For Unpaid Artists, It’s a Not-So-Super Bowl
When Super Bowl XLVIII swept through MetLife Stadium in New Jersey three weeks ago, big money was involved. But not everyone got a piece of the pie.
Winning Team: Seattle Seahawks. Earnings per player: $92,000.
Losing Team: Denver Broncos. Earnings per player: $49,000.
Halftime Performer: Bruno Mars with the Red Hot Chili Peppers. Earnings per musician: $0.
The saga of the disrespected musician plays on.
For a hilarious take on the performer’s dilemma, read Bill Bruford’s autobiography. Bruford was the drummer for Yes and King Crimson, one of the most respected rock and jazz drummers in modern music. He recounts the history of second-class citizenship all the way back to the days of the court jesters. Every musician has had a similar encounter to Bruford’s as he recalls a conversation in a hotel elevator:
Stranger: “So, what do you do?”
Bruford: “I’m a musician.”
Stranger: “Yeah, but what do you really do?”
The idea being that music can’t possibly be taken as a serious career endeavor.
The fact that no Super Bowl halftime artist has ever been paid is a particularly perplexing discovery. The likes of Paul McCartney, Beyoncé, Prince, the Who and others have all performed over the years. While it’s true that the audience can be as large as a staggering one hundred million people, it’s just another case of misplacing the value of “exposure.”

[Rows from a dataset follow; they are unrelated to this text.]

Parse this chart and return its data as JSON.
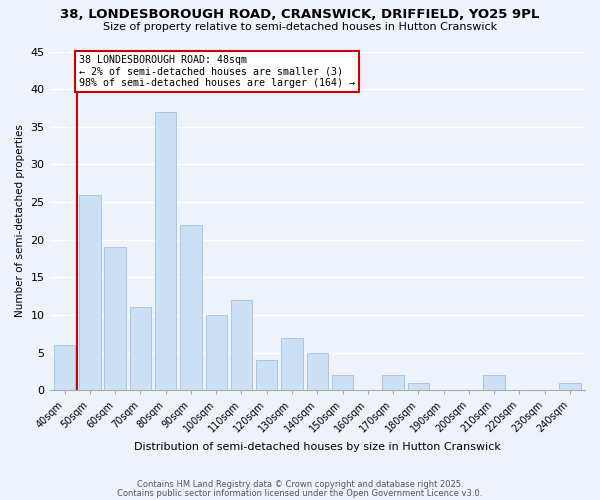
{
  "title": "38, LONDESBOROUGH ROAD, CRANSWICK, DRIFFIELD, YO25 9PL",
  "subtitle": "Size of property relative to semi-detached houses in Hutton Cranswick",
  "xlabel": "Distribution of semi-detached houses by size in Hutton Cranswick",
  "ylabel": "Number of semi-detached properties",
  "bar_labels": [
    "40sqm",
    "50sqm",
    "60sqm",
    "70sqm",
    "80sqm",
    "90sqm",
    "100sqm",
    "110sqm",
    "120sqm",
    "130sqm",
    "140sqm",
    "150sqm",
    "160sqm",
    "170sqm",
    "180sqm",
    "190sqm",
    "200sqm",
    "210sqm",
    "220sqm",
    "230sqm",
    "240sqm"
  ],
  "bar_values": [
    6,
    26,
    19,
    11,
    37,
    22,
    10,
    12,
    4,
    7,
    5,
    2,
    0,
    2,
    1,
    0,
    0,
    2,
    0,
    0,
    1
  ],
  "bar_color": "#cce0f5",
  "bar_edge_color": "#a8c8e8",
  "marker_line_color": "#cc0000",
  "annotation_title": "38 LONDESBOROUGH ROAD: 48sqm",
  "annotation_line1": "← 2% of semi-detached houses are smaller (3)",
  "annotation_line2": "98% of semi-detached houses are larger (164) →",
  "annotation_box_color": "#ffffff",
  "annotation_box_edge": "#cc0000",
  "ylim": [
    0,
    45
  ],
  "yticks": [
    0,
    5,
    10,
    15,
    20,
    25,
    30,
    35,
    40,
    45
  ],
  "background_color": "#eef2fb",
  "grid_color": "#ffffff",
  "footer_line1": "Contains HM Land Registry data © Crown copyright and database right 2025.",
  "footer_line2": "Contains public sector information licensed under the Open Government Licence v3.0."
}
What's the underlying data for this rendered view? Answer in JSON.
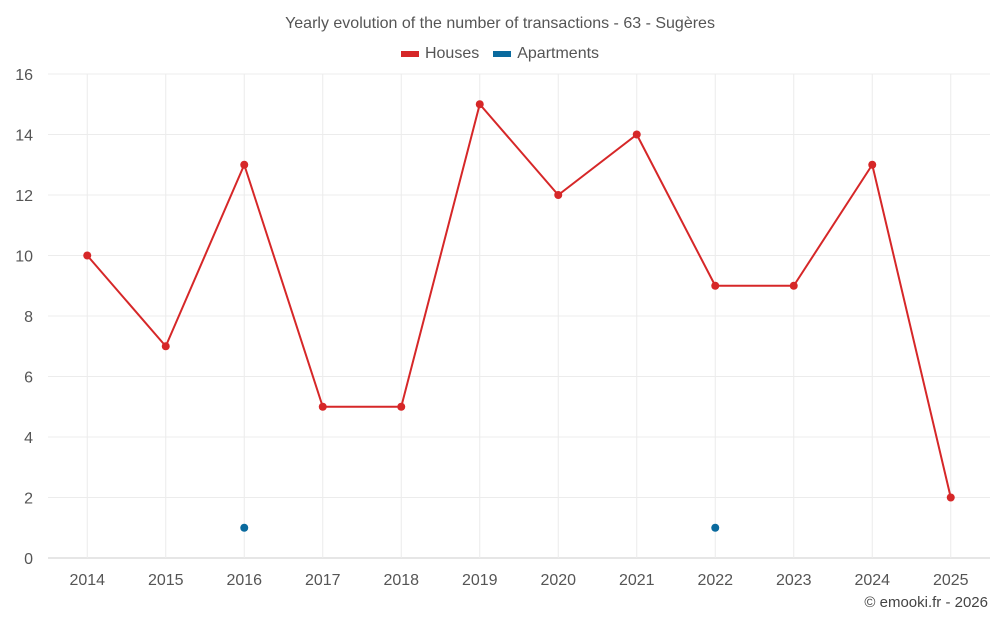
{
  "chart_data": {
    "type": "line",
    "title": "Yearly evolution of the number of transactions - 63 - Sugères",
    "xlabel": "",
    "ylabel": "",
    "categories": [
      "2014",
      "2015",
      "2016",
      "2017",
      "2018",
      "2019",
      "2020",
      "2021",
      "2022",
      "2023",
      "2024",
      "2025"
    ],
    "ylim": [
      0,
      16
    ],
    "yticks": [
      0,
      2,
      4,
      6,
      8,
      10,
      12,
      14,
      16
    ],
    "grid": true,
    "legend_position": "top-center",
    "series": [
      {
        "name": "Houses",
        "color": "#d62728",
        "connected": true,
        "values": [
          10,
          7,
          13,
          5,
          5,
          15,
          12,
          14,
          9,
          9,
          13,
          2
        ]
      },
      {
        "name": "Apartments",
        "color": "#0a6a9e",
        "connected": false,
        "values": [
          null,
          null,
          1,
          null,
          null,
          null,
          null,
          null,
          1,
          null,
          null,
          null
        ]
      }
    ]
  },
  "credit": "© emooki.fr - 2026"
}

Ahead of last year’s Super Bowl, TIME ran an article on the NFL’s practice of not paying its superstar halftime acts. In the article, NFL Director of Programming Lawrence Randall said, “We’re putting someone up there for 12 and a half minutes in front of the largest audience that any television program garners in the United States. It’s a pretty good deal. It’s the famous win-win for both parties.”
Given that a majority of the games have been decided by halftime over the years, the NFL, and the television network, definitely win by using high-profile performers to keep viewers tuned in. Oh, and those increasingly creepy and increasingly expensive commercial advertisements. It should also be noted that Roger Goodell, Commissioner of the NFL (a nonprofit by the way, the exempt status of which is frequently being called into question) earned $44.2 million in 2012. He’s definitely a winner.

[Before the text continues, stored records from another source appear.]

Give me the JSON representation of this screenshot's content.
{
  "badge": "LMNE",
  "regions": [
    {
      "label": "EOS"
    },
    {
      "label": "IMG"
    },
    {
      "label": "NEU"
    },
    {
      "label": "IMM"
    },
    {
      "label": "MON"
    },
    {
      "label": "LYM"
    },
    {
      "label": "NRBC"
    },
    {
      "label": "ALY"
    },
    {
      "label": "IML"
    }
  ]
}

The notion that artists would recoup on record sales is greatly over exaggerated, especially in the digital age of streaming services where sales are plummeting. Gold albums are rare and platinum sales are unheard of. (2013’s bestselling album, Justin Timberlake’s The 20/20 Experience, was “also the smallest-selling year-end No. 1 album since SoundScan began tracking music sales in 1991,” reported Billboard.) Even in times of robust record sales royalty rates have always been ridiculously low and labels recover the upfront costs first so the musicians, as always, are on the short end of the stick. So the other side of the win-win? That belongs to the labels, distributors and people in suits, not the artist. Bruno Mars’s sales reportedly jumped a mere 42,000 the week after his performance, which was as good as any I’ve seen.
With little economic payoff, why do the artists do it? Good question. Is it hubris? Possibly. Is it exposure? I like to quote Madison music luminary Clyde Stubblefield on that one: “Exposure? People can die from that, man!”